The Independent points to the increasing number of food stamp usage as proof that the U.S. A. is in dire straits. It points out that more than 28 million Americans now depend on food stamps to feed their families, the greatest number of Americans on the program since it was introduced in the 1960s. Of course, some of the increase is due to greater awareness of the program and the switch from paper coupons to a debit card-style system. Still, those are sobering numbers.

Food stamp usage has increased in nearly all 50 states, and applications to the program are up in 40 states. In Michigan, one in eight residents is in the food stamp program. With the increase in food prices over the past year...six percent...food stamp dollars aren't going as far as they used to.

Coupled with this news is the story that the U.S. Treasury has unveiled the most massive overhaul of the U.S. finance system since the Great Depression. The plan would give greater powers to the Federal Reserve and merge other federal agencies. There would also be greater oversight of hedge funds and insurance companies.

Savvy Frugality isn't ready to proclaim the U.S. is headed toward Great Depression II, but it did sound alarm bells about the approaching recession. Increasing fuel and food prices, drops in employment, a stagnating economy and investors hoarding cash and gold all remind me of the bad economic times the country faced in the mid-70's and early 90's.

Many Middle Class families are in a tight spot right now. Perhaps their home has gone to foreclosure, or they have lost a job, or their money just isn't supporting their lifestyle anymore. It was with those families in mind that I wrote about my past recession experience in the Savvy Frugality Recession Guide.

One thing is clear: the U.S. economy is in a downward spiral, and it will take some time for it to regain its footing. In the meantime, many Americans will experience some hard financial times. By doing more with less, cutting out unnecessary expenses, maintaining a cash reserve (emergency fund) and downsizing their lifestyle (if necessary), they should be able to lessen the blow to their pocketbooks.

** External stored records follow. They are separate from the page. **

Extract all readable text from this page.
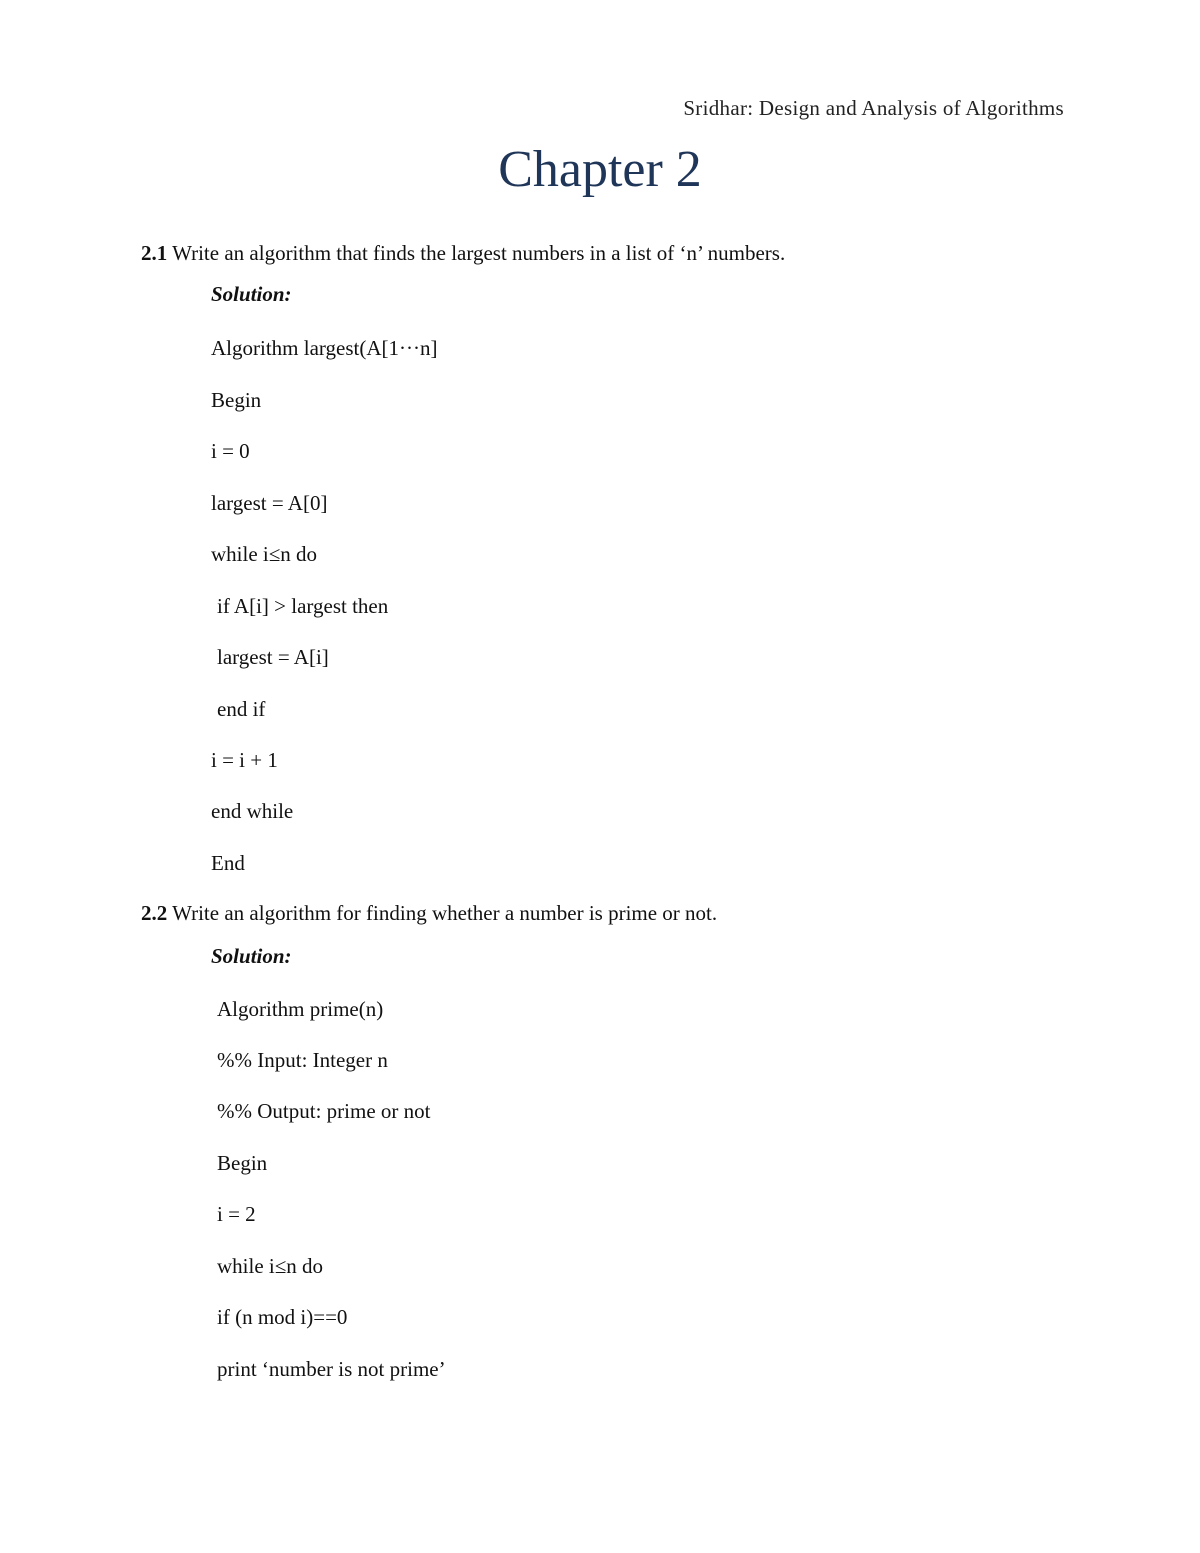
Sridhar: Design and Analysis of Algorithms
Chapter 2
2.1 Write an algorithm that finds the largest numbers in a list of ‘n’ numbers.
Solution:
Algorithm largest(A[1···n]
Begin
i = 0
largest = A[0]
while i≤n do
if A[i] > largest then
largest = A[i]
end if
i = i + 1
end while
End
2.2 Write an algorithm for finding whether a number is prime or not.
Solution:
Algorithm prime(n)
%% Input: Integer n
%% Output: prime or not
Begin
i = 2
while i≤n do
if (n mod i)==0
print ‘number is not prime’
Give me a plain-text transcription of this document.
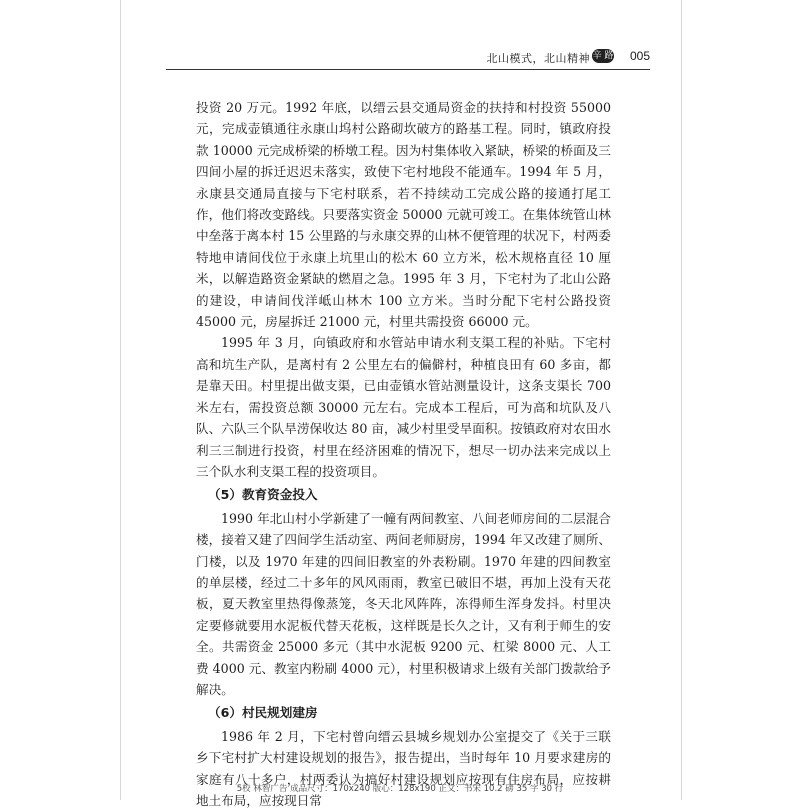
北山模式，北山精神 辛 路 005

投资 20 万元。1992 年底，以缙云县交通局资金的扶持和村投资 55000 元，完成壶镇通往永康山坞村公路砌坎破方的路基工程。同时，镇政府投款 10000 元完成桥梁的桥墩工程。因为村集体收入紧缺，桥梁的桥面及三四间小屋的拆迁迟迟未落实，致使下宅村地段不能通车。1994 年 5 月，永康县交通局直接与下宅村联系，若不持续动工完成公路的接通打尾工作，他们将改变路线。只要落实资金 50000 元就可竣工。在集体统管山林中垒落于离本村 15 公里路的与永康交界的山林不便管理的状况下，村两委特地申请间伐位于永康上坑里山的松木 60 立方米，松木规格直径 10 厘米，以解造路资金紧缺的燃眉之急。1995 年 3 月，下宅村为了北山公路的建设，申请间伐洋岻山林木 100 立方米。当时分配下宅村公路投资 45000 元，房屋拆迁 21000 元，村里共需投资 66000 元。

1995 年 3 月，向镇政府和水管站申请水利支渠工程的补贴。下宅村高和坑生产队，是离村有 2 公里左右的偏僻村，种植良田有 60 多亩，都是靠天田。村里提出做支渠，已由壶镇水管站测量设计，这条支渠长 700 米左右，需投资总额 30000 元左右。完成本工程后，可为高和坑队及八队、六队三个队旱涝保收达 80 亩，减少村里受旱面积。按镇政府对农田水利三三制进行投资，村里在经济困难的情况下，想尽一切办法来完成以上三个队水利支渠工程的投资项目。

（5）教育资金投入

1990 年北山村小学新建了一幢有两间教室、八间老师房间的二层混合楼，接着又建了四间学生活动室、两间老师厨房，1994 年又改建了厕所、门楼，以及 1970 年建的四间旧教室的外表粉刷。1970 年建的四间教室的单层楼，经过二十多年的风风雨雨，教室已破旧不堪，再加上没有天花板，夏天教室里热得像蒸笼，冬天北风阵阵，冻得师生浑身发抖。村里决定要修就要用水泥板代替天花板，这样既是长久之计，又有利于师生的安全。共需资金 25000 多元（其中水泥板 9200 元、杠梁 8000 元、人工费 4000 元、教室内粉刷 4000 元），村里积极请求上级有关部门拨款给予解决。

（6）村民规划建房

1986 年 2 月，下宅村曾向缙云县城乡规划办公室提交了《关于三联乡下宅村扩大村建设规划的报告》，报告提出，当时每年 10 月要求建房的家庭有八十多户，村两委认为搞好村建设规划应按现有住房布局，应按耕地土布局，应按现日常

5校 林智广告 成品尺寸：170x240 版心：128x190 正文：书宋 10.2 磅 35 字 30 行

Note: Savvy Frugality is not a certified financial planner or economist. This is merely Savvy Frugality's opinion.

2 comments

  1. Tim // April 3, 2008 at 1:42 PM  

    What amazes me though that in even these times when people say things are bad, I can still go out and see people wasting money in malls, waiting in long lines at restaurants, and driving around carelessly. I think right now the gap between the rich (those who can do the aforementioned things) and the poor is what's actually growing.

    Tim
    TheMoneyKings.com

  2. T // April 4, 2008 at 9:15 AM  

    Actually, that was the case during the Great Depression. There were two classes of people then: the have's and the have-nots. The people who had jobs and money generally did OK, although they also went through some inconveniences. Those who were unemployed, had no money or lost all of their savings when banks failed had a terrible time trying to survive. What separates the Great Depression generation from this one is that everybody back then tried to conserve what they had. Most people today are accustomed to living in a consumption-driven society...one in which they feel they MUST buy a new car every couple of years, new sneakers every six months, etc.